Y así concluirán para siempre las discusiones acerca de si la bebida es buena o mala.» Desde que le empezó la gangrena en la pierna derecha no había sentido ningún dolor, y le desapareció también el miedo, de modo que lo único que sentía era un gran cansancio y la cólera que le provocaba el que esto fuera el fin. Tenía muy poca curiosidad por lo que le ocurriría luego. Durante años lo había obsesionado, sí, pero ahora no representaba esencialmente nada. Lo raro era la facilidad con que se soportaba la situación estando cansado. Ya no escribiría nunca las cosas que había dejado para cuando tuviera la experiencia suficiente para escribirlas. Y tampoco vería su fracaso al tratar de hacerlo. Quizá fuesen cosas que uno nunca puede escribir, y por eso las va postergando una y otra vez.
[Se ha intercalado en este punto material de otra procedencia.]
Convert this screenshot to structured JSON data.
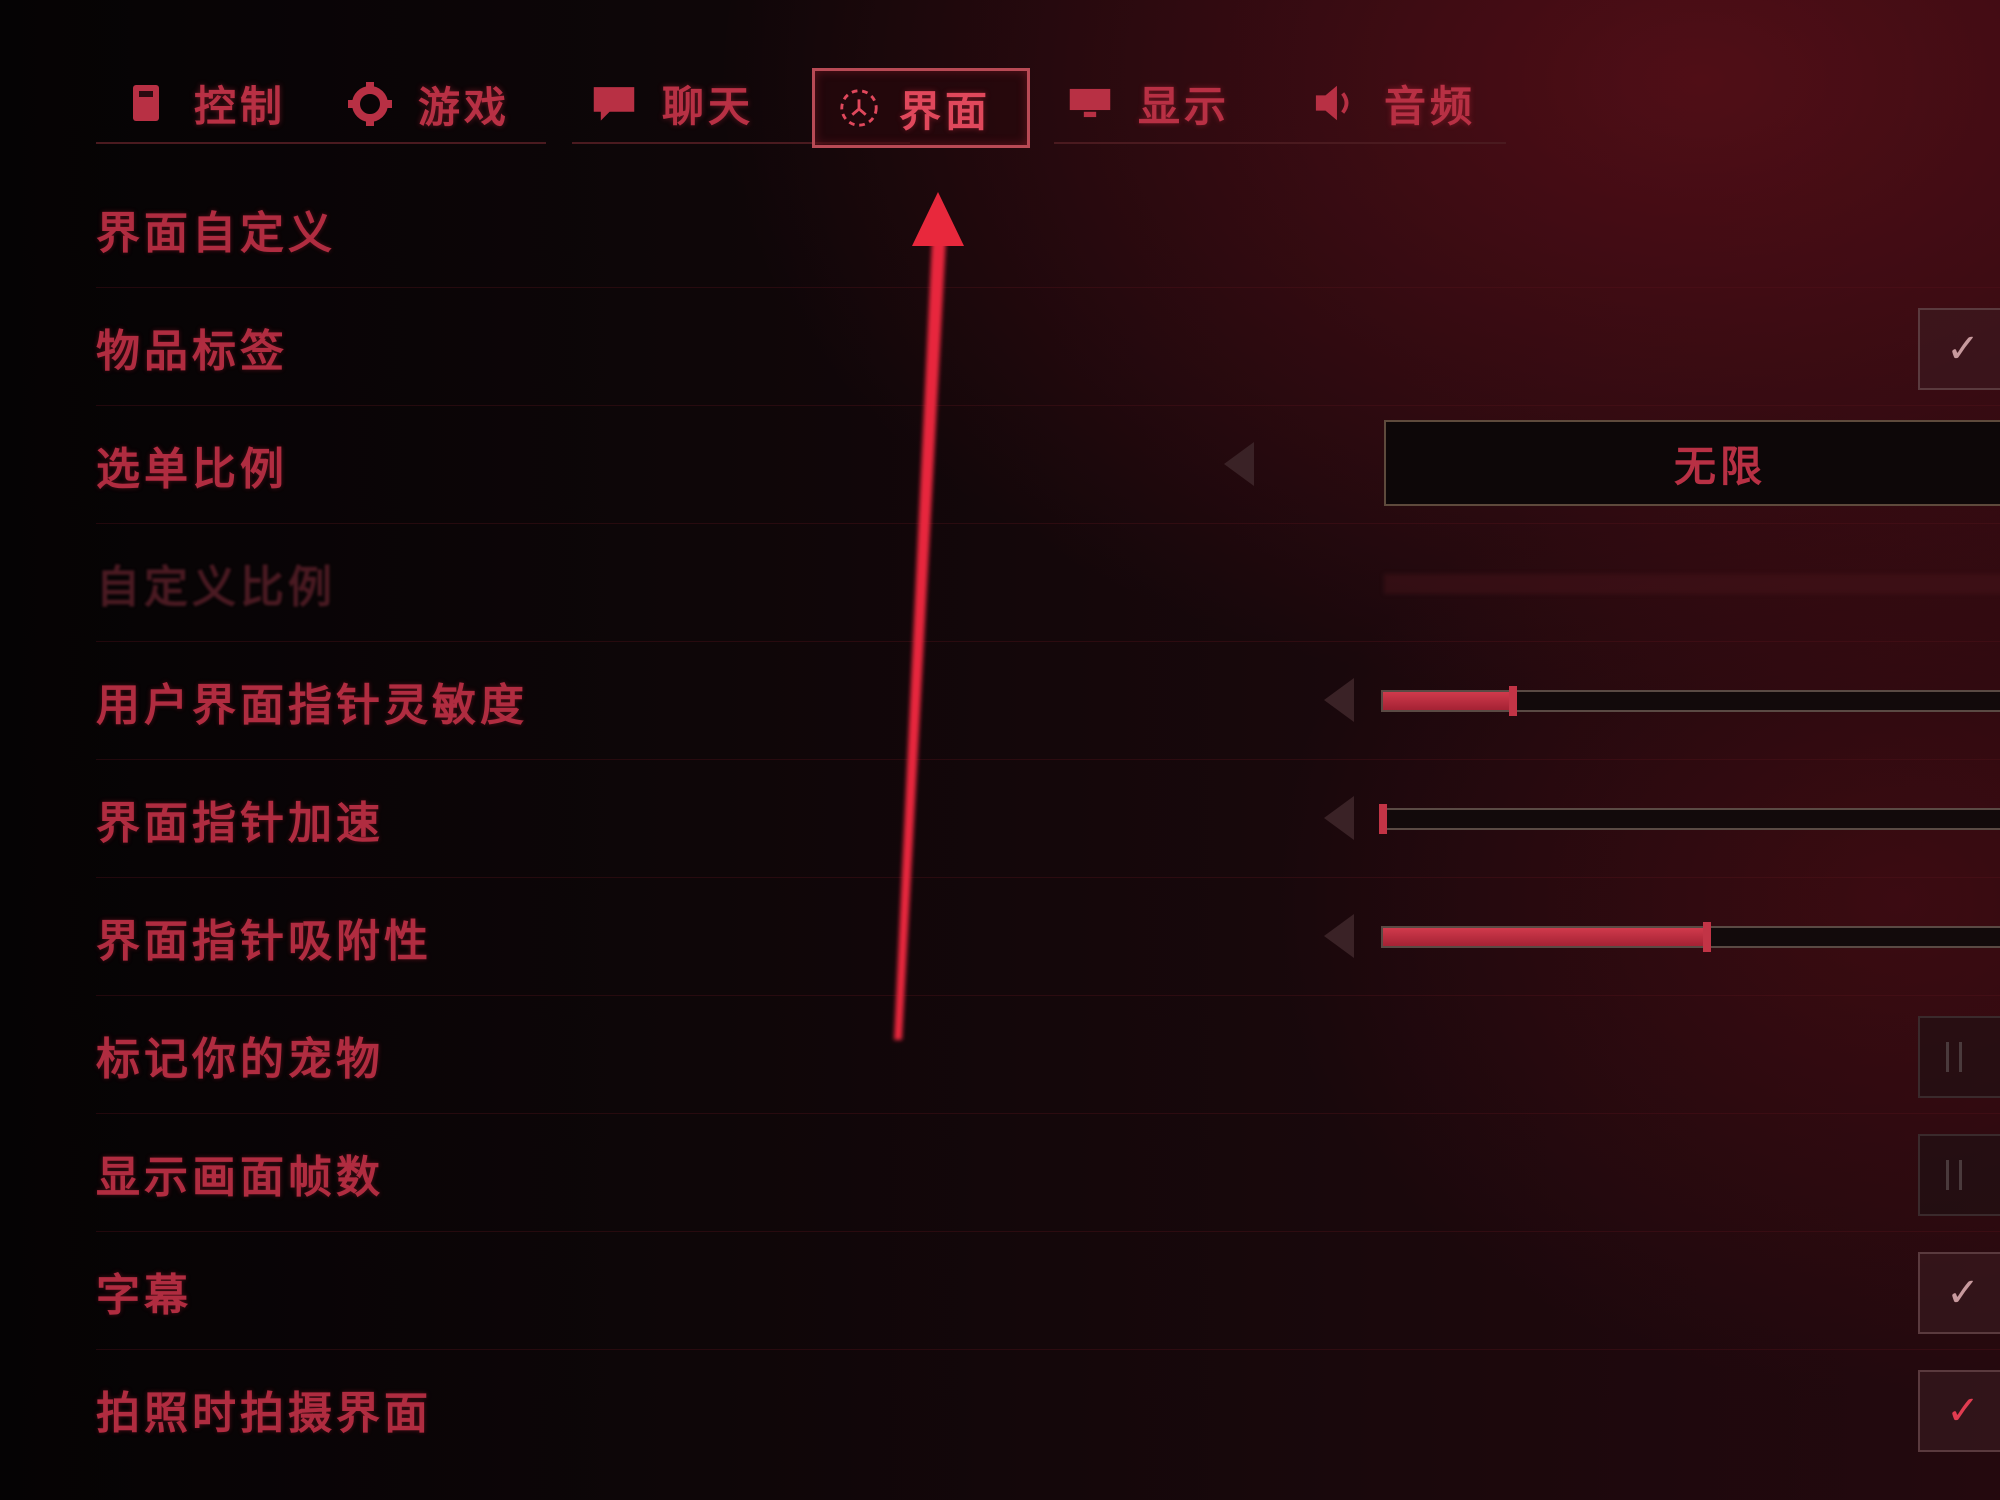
{
  "tabs": [
    {
      "id": "control",
      "label": "控制",
      "icon": "controller-icon",
      "active": false
    },
    {
      "id": "game",
      "label": "游戏",
      "icon": "gear-icon",
      "active": false
    },
    {
      "id": "chat",
      "label": "聊天",
      "icon": "chat-bubble-icon",
      "active": false
    },
    {
      "id": "interface",
      "label": "界面",
      "icon": "interface-icon",
      "active": true
    },
    {
      "id": "display",
      "label": "显示",
      "icon": "monitor-icon",
      "active": false
    },
    {
      "id": "audio",
      "label": "音频",
      "icon": "speaker-icon",
      "active": false
    }
  ],
  "settings": [
    {
      "id": "ui-customize",
      "label": "界面自定义",
      "control": "none"
    },
    {
      "id": "item-labels",
      "label": "物品标签",
      "control": "checkbox",
      "checked": true
    },
    {
      "id": "menu-scale",
      "label": "选单比例",
      "control": "selector",
      "value": "无限"
    },
    {
      "id": "custom-scale",
      "label": "自定义比例",
      "control": "none",
      "disabled": true
    },
    {
      "id": "ui-pointer-sensitivity",
      "label": "用户界面指针灵敏度",
      "control": "slider",
      "level": 0.2
    },
    {
      "id": "ui-pointer-acceleration",
      "label": "界面指针加速",
      "control": "slider",
      "level": 0.0
    },
    {
      "id": "ui-pointer-snap",
      "label": "界面指针吸附性",
      "control": "slider",
      "level": 0.5
    },
    {
      "id": "mark-pets",
      "label": "标记你的宠物",
      "control": "toggle",
      "checked": false
    },
    {
      "id": "show-fps",
      "label": "显示画面帧数",
      "control": "toggle",
      "checked": false
    },
    {
      "id": "subtitles",
      "label": "字幕",
      "control": "checkbox",
      "checked": true
    },
    {
      "id": "photo-hide-ui",
      "label": "拍照时拍摄界面",
      "control": "checkbox",
      "checked": true,
      "accent": true
    }
  ],
  "colors": {
    "accent": "#e0485c",
    "text": "#b02c40",
    "background": "#0a0506",
    "annotation_arrow": "#e8283c"
  }
}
Pero ahora no podría saberlo, en realidad. -Quisiera no haber venido a este lugar -dijo la mujer. Lo estaba mirando mientras tenía el vaso en la mano y apretaba los labios-. Nunca te hubiera ocurrido nada semejante en París. Siempre dijiste que te gustaba París. Podíamos habernos quedado allí, entonces, o haber ido a otro sitio. Yo hubiera ido a cualquier otra parte. Dije, por supuesto, que iría adonde tú quisieras. Pero si tenías ganas de cazar, podíamos ir a Hungría y vivir con más comodidad y seguridad.
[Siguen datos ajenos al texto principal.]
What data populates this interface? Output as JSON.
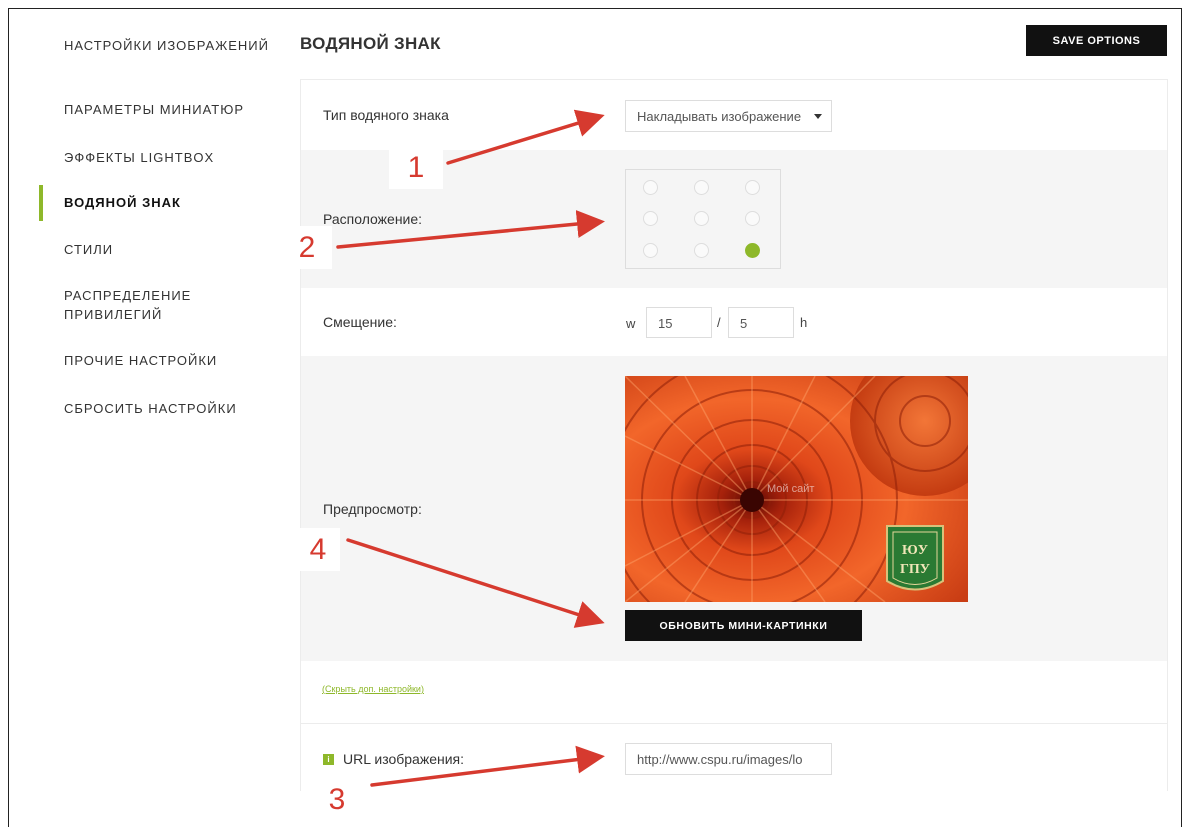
{
  "sidebar": {
    "items": [
      {
        "label": "НАСТРОЙКИ ИЗОБРАЖЕНИЙ",
        "active": false
      },
      {
        "label": "ПАРАМЕТРЫ МИНИАТЮР",
        "active": false
      },
      {
        "label": "ЭФФЕКТЫ LIGHTBOX",
        "active": false
      },
      {
        "label": "ВОДЯНОЙ ЗНАК",
        "active": true
      },
      {
        "label": "СТИЛИ",
        "active": false
      },
      {
        "label": "РАСПРЕДЕЛЕНИЕ ПРИВИЛЕГИЙ",
        "active": false
      },
      {
        "label": "ПРОЧИЕ НАСТРОЙКИ",
        "active": false
      },
      {
        "label": "СБРОСИТЬ НАСТРОЙКИ",
        "active": false
      }
    ]
  },
  "header": {
    "title": "ВОДЯНОЙ ЗНАК",
    "save_label": "SAVE OPTIONS"
  },
  "options": {
    "type_label": "Тип водяного знака",
    "type_value": "Накладывать изображение",
    "position_label": "Расположение:",
    "position_selected": "bottom-right",
    "offset_label": "Смещение:",
    "offset_w_prefix": "w",
    "offset_w_value": "15",
    "offset_separator": "/",
    "offset_h_value": "5",
    "offset_h_suffix": "h",
    "preview_label": "Предпросмотр:",
    "preview_text_watermark": "Мой сайт",
    "update_label": "ОБНОВИТЬ МИНИ-КАРТИНКИ",
    "toggle_link": "(Скрыть доп. настройки)",
    "url_label": "URL изображения:",
    "url_value": "http://www.cspu.ru/images/lo",
    "info_icon_glyph": "i"
  },
  "annotations": {
    "numbers": [
      "1",
      "2",
      "3",
      "4"
    ],
    "color": "#d63a2f"
  },
  "colors": {
    "accent": "#8eb82a",
    "button": "#111111",
    "panel_gray": "#f5f5f5"
  }
}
La mujer informa sobre sus orígenes sociales, su estatus y sugiere también el lugar donde están, algo precario, lejano, peligroso, África quizá. -¡Tu maldito dinero! Esta brevísima información nos delata la relación de poder que impera en la pareja. -No es justo lo que dices. Bien sabes que siempre ha sido tan tuyo como mío. Lo abandoné todo, te seguí por todas partes y he hecho todo lo que se te ha ocurrido que hiciese. Pero quisiera no haber pisado nunca estas tierras. -Dijiste que te gustaba mucho. -Sí, pero cuando tú estabas bien. Ahora lo odio todo. Y no veo por qué tuvo que sucederte lo de la infección en la pierna. ¿Qué hemos hecho para que nos ocurra? Observa la magistral respuesta de Harry. -Creo que lo que hice fue olvidarme de ponerle yodo en seguida. Entonces no le di importancia porque nunca había tenido ninguna infección.

Y después, cuando empeoró la herida y tuvimos que utilizar esa débil solución fénica, por haberse derramado los otros antisépticos, se paralizaron los vasos sanguíneos y comenzó la gangrena. -Mirándola, agregó-: ¿Qué otra cosa, pues? Fíjate cómo alude a un truco sencillo para dar información importante de cómo se efermó el hombre, respondiento (evadiendo) la pregunta ¿Qué hemos hecho para que nos ocurra?

-No me refiero a eso.

-Si hubiésemos contratado a un buen mecánico en vez de un imbécil conductor kikuyú, hubiera averiguado si había combustible y no hubiera dejado que se quemara ese cojinete...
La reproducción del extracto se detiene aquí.